Jullian mendesah. Wanita cantik seperti Natasha tidak akan sering terlihat sambil mendorong motor seperti ini. Harusnya wanita seperti dia berada di klub, menikmati hingar bingar musik, bersantai dari kerasnya hidup.
Tidak semua orang mempunyai pilihan seperti itu.
Kemudian ia kembali ke parkiran, masuk ke mobil dan menyalakan mesinnya. Belum genap jam sebelas, pertemuannya dengan Natasha tadi hanya berlangsung beberapa menit. Namun, ia merasa sesuatu terjadi di hatinya. Menyenangkan melihat wanita itu tersenyum.
Setelah menghabiskan waktu sekitar lima menit diparkiran, Jullian akhirnya mulai melajukan mobilnya untuk kembali ke rumah. Saat dirinya berada di persimpangan lampu merah, sosok Natasha terlihat sedang membagikan bungkusan yang ia ambil dari kantong besar yang ia bawa tadi kepada beberapa tunawisma.
Jullian tersenyum.
Entah kenapa, pada akhirnya ia memutuskan untuk memarkirkan mobilnya di sebuah sisi trotoar tidak jauh dari lampu merah, dan berjalan santai menuju tempat natasha berada.
Wanita itu tidak menyadari saat Jullian mendekat. Ia masih saja sibuk berjalan kesana-kemari mengedarkan bungkusan, yang kemudian di sadari oleh pria itu adalah nasi bungkus, kepada beberapa orang yang tersisa, termasuk penjual asongan, pengamen dan tukang ojek.
Saat nasi didalam kantongnya habis, Natasha kembali ke motornya, dan mengambil satu buah bungkusan besar lainnya, ia langsung terperanjat menemukan sosok Jullian berdiri di samping motornya sambil tersenyum.
"Waw." Katanya kagum.
Natasha menundukkan kepalanyanya, namun Jullian yang masih tidak percaya dengan apa yang dilihatnya saat ini tidak bisa mengalihkan pandangannya pada wanita itu.
"Aku tidak tahu kalau kamu melakukan hal ini."
Natasha tidak tertarik untuk menanggapi. Ia mengambil satu bungkusan besar yang tersisa lalu mulai berjalan menjauh meninggalkan Jullian yang segera mengejarnya.
"Hei, kukira tadi aku baru menolongmu dengan motor mogok." Katanya sambil mensejajarkan langkah kakinya dengan Natasha yang mulai terlihat buru-buru. Wanita itu menghentikan langkahnya dan menatap Jullian seakan ia lupa berterima kasih padanya.
"Oke, terima kasih. Ada lagi?" Tanyanya, seraya kembali berjalan, lalu mulai membagikan bungkusan nasi kepada orang-orang yang nongkrong di pinggir jalan, yang seperti sebelumnya, kebanyakan tuna wisma.

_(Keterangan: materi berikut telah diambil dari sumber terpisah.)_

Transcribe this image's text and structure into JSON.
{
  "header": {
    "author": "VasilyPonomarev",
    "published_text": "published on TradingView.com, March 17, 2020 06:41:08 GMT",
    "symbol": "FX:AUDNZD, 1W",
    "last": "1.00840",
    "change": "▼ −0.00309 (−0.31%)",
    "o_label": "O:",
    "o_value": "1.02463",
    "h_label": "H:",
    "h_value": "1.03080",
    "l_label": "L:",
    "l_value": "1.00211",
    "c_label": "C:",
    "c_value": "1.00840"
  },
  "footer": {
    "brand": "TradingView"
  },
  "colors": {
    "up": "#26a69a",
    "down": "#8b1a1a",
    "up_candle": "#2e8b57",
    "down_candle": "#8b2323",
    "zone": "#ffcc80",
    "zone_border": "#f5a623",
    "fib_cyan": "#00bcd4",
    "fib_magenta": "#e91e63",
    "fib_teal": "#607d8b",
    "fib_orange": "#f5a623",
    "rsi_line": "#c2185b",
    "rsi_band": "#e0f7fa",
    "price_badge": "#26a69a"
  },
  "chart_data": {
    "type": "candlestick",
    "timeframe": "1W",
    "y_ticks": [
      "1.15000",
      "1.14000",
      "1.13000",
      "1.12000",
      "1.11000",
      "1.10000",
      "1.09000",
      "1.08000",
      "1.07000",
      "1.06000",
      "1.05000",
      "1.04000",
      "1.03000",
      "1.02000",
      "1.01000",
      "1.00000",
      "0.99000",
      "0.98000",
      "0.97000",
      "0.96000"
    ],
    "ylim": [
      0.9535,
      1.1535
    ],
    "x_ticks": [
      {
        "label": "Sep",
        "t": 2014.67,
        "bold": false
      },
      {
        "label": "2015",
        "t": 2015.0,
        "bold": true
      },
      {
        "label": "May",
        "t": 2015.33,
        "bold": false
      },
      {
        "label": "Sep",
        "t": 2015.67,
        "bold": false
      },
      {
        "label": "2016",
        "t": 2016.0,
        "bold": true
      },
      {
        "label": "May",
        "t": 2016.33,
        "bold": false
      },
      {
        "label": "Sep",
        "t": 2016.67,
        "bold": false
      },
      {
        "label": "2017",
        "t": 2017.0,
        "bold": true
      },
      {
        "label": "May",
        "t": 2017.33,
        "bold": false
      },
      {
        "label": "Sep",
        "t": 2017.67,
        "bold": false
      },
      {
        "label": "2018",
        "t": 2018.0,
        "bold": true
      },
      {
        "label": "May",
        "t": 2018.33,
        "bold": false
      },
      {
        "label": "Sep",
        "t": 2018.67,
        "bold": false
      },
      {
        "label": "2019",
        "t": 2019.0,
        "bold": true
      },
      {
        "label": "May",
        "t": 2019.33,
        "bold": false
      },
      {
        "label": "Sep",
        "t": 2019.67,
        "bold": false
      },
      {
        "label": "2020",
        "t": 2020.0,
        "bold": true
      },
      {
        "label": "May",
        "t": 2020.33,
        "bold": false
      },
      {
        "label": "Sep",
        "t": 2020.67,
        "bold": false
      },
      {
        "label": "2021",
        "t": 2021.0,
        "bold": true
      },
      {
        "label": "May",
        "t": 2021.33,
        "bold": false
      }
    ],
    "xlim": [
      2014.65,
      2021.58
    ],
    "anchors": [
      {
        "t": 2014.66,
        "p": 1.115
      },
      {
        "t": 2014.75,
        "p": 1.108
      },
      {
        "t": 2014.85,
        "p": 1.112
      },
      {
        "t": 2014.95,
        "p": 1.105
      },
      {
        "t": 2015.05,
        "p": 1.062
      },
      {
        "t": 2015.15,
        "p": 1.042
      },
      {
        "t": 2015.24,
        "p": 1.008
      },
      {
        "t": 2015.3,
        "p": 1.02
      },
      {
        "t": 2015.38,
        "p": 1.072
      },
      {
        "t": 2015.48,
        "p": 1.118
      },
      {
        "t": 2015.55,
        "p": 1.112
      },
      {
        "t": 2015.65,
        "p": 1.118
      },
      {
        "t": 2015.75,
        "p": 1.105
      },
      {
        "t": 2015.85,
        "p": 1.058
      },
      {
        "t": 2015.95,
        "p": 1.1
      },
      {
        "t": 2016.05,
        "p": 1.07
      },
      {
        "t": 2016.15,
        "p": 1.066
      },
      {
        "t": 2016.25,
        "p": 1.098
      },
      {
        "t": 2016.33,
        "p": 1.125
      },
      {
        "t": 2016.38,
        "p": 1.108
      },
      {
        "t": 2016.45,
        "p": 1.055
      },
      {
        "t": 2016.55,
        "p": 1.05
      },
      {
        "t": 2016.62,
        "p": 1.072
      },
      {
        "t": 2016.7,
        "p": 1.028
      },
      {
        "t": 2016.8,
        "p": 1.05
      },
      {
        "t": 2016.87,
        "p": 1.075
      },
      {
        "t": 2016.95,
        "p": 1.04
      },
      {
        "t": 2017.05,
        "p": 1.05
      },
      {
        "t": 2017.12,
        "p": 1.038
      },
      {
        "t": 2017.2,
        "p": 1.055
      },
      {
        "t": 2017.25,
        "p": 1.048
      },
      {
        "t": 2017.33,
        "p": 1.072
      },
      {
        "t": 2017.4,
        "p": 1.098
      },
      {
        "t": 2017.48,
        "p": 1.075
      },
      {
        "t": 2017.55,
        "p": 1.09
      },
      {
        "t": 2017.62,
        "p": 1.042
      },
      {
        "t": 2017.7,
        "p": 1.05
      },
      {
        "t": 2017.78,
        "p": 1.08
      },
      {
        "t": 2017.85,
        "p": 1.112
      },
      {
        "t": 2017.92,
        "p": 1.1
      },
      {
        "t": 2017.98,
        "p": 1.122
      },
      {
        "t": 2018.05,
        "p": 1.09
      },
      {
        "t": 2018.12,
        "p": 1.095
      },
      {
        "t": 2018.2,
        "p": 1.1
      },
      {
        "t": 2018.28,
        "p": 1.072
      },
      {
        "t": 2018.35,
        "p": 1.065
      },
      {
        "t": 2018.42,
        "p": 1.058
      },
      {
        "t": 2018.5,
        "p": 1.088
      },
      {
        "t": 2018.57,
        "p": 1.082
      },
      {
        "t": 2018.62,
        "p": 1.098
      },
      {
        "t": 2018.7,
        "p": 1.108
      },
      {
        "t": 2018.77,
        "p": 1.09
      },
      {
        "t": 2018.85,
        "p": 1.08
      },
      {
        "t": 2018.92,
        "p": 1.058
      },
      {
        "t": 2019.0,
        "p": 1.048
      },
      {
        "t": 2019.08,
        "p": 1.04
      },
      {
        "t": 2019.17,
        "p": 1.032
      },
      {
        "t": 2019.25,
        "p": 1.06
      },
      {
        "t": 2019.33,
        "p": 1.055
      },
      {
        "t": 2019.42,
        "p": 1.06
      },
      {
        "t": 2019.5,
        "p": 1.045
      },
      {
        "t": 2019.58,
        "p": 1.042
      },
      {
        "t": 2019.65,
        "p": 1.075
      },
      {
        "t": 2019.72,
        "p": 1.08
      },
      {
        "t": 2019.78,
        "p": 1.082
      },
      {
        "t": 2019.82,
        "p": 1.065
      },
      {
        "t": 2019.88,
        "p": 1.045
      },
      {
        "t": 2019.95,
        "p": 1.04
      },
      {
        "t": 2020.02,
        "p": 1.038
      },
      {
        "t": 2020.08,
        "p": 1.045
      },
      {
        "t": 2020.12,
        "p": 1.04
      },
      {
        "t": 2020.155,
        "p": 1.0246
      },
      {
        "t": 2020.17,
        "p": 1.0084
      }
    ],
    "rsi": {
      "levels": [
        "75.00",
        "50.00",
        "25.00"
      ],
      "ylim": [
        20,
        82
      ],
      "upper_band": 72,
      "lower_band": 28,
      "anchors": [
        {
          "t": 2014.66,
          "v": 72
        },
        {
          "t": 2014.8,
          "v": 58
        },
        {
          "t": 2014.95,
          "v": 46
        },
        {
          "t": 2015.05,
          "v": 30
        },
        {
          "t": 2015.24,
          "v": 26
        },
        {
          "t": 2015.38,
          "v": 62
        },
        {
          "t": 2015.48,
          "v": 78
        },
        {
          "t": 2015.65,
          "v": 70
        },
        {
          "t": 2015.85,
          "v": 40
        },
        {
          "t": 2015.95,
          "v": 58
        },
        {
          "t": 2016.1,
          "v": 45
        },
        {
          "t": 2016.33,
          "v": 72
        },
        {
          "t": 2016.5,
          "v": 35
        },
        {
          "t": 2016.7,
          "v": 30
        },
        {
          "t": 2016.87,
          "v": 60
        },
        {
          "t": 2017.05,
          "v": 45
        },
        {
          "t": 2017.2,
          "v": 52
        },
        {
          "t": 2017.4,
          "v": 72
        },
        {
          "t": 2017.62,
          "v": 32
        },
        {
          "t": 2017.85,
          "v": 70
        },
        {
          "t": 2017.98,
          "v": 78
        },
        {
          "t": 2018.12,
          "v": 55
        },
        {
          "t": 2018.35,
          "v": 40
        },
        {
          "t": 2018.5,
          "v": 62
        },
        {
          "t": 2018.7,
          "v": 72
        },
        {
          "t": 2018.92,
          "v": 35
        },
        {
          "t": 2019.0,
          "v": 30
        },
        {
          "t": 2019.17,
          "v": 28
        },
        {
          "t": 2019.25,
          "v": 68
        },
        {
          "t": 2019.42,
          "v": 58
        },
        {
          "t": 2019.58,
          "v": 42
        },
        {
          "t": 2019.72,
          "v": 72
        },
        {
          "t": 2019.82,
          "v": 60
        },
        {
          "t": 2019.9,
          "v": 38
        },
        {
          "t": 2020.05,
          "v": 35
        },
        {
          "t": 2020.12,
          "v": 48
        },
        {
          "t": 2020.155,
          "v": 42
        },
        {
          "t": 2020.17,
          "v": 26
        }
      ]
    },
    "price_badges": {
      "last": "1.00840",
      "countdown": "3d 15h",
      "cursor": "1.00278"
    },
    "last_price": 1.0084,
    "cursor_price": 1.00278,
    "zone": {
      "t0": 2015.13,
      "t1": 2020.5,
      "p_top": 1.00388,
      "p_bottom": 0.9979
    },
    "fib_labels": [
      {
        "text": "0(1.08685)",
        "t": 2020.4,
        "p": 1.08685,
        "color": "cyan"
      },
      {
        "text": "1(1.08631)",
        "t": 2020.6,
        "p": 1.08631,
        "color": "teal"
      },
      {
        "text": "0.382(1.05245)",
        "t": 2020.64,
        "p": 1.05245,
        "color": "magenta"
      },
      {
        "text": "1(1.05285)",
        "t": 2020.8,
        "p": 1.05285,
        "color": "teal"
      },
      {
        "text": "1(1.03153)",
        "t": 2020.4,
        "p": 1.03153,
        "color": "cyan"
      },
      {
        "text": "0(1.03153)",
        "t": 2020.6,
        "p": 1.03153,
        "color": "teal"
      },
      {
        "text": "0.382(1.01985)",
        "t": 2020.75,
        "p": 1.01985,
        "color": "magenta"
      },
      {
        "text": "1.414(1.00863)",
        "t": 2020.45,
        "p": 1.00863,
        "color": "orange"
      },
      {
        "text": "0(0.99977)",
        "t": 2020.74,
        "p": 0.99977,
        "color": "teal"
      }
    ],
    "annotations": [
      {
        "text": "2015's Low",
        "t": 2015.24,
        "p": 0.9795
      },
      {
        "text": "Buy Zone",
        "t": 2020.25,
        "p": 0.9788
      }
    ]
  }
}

"Makasih, neng." Kata seorang pria tua bergigi ompong dengan sarung kumal dan topi hansip yang lusuh.
"Sama-sama, bapak. Semoga kenyang." Natasha tersenyum. Ia lalu beranjak menuju dua orang anak kecil yang meringkuk di ujung ruko beralaskan kardus tipis.
"Dek, ada nasi. Dimakan, ya." Katanya. Membagikan seorang satu untuk mereka yang tentu saja diterima mereka dengan senang hati.
Natasha berjalan semakin cepat, tanpa memedulikan Jullian yang mengekorinya, namun sepertinya Jullian sadar, maka ia menunggunya selesai dengan urusannya. Toh pada akhirnya wanita itu akan kembali menuju motornya.
Tebakan Jullian tepat. Tak sampai lima menit Natasha sudah kembali dan tanpa basa-basi ia langsung menaiki motornya, tanpa memperdulikan Jullian yang berdiri di depan motornya.
"Kamu setiap hari melakukan hal ini?" Tanyanya. Natasha menggeleng.
"Kadang-kadang." Balasnya pendek. Jullian mengangguk-angguk tanda mengerti sebelum ia memutuskan untuk bicara lagi.
"Menurutmu, kita akan bertemu lagi?" Tanyanya.
Dengan mata indahnya yang tiba-tiba menyipit mendengar ucapan pria itu, Natasha hanya tersenyum getir sebelum ia membalas ucapan pria itu.
"Kuharap tidak." Katanya.
Lalu dengan cepat ia berlalu meninggalkan Jullian yang masih terpaku menatap sosoknya yang mulai menghilang di telan kegelapan malam.
"Natasha..." Gumamnya, sambil tersenyum mengingat saat-saat wanita itu menyebutkan namanya sendiri.
"Aku pastikan kita akan bertemu lagi."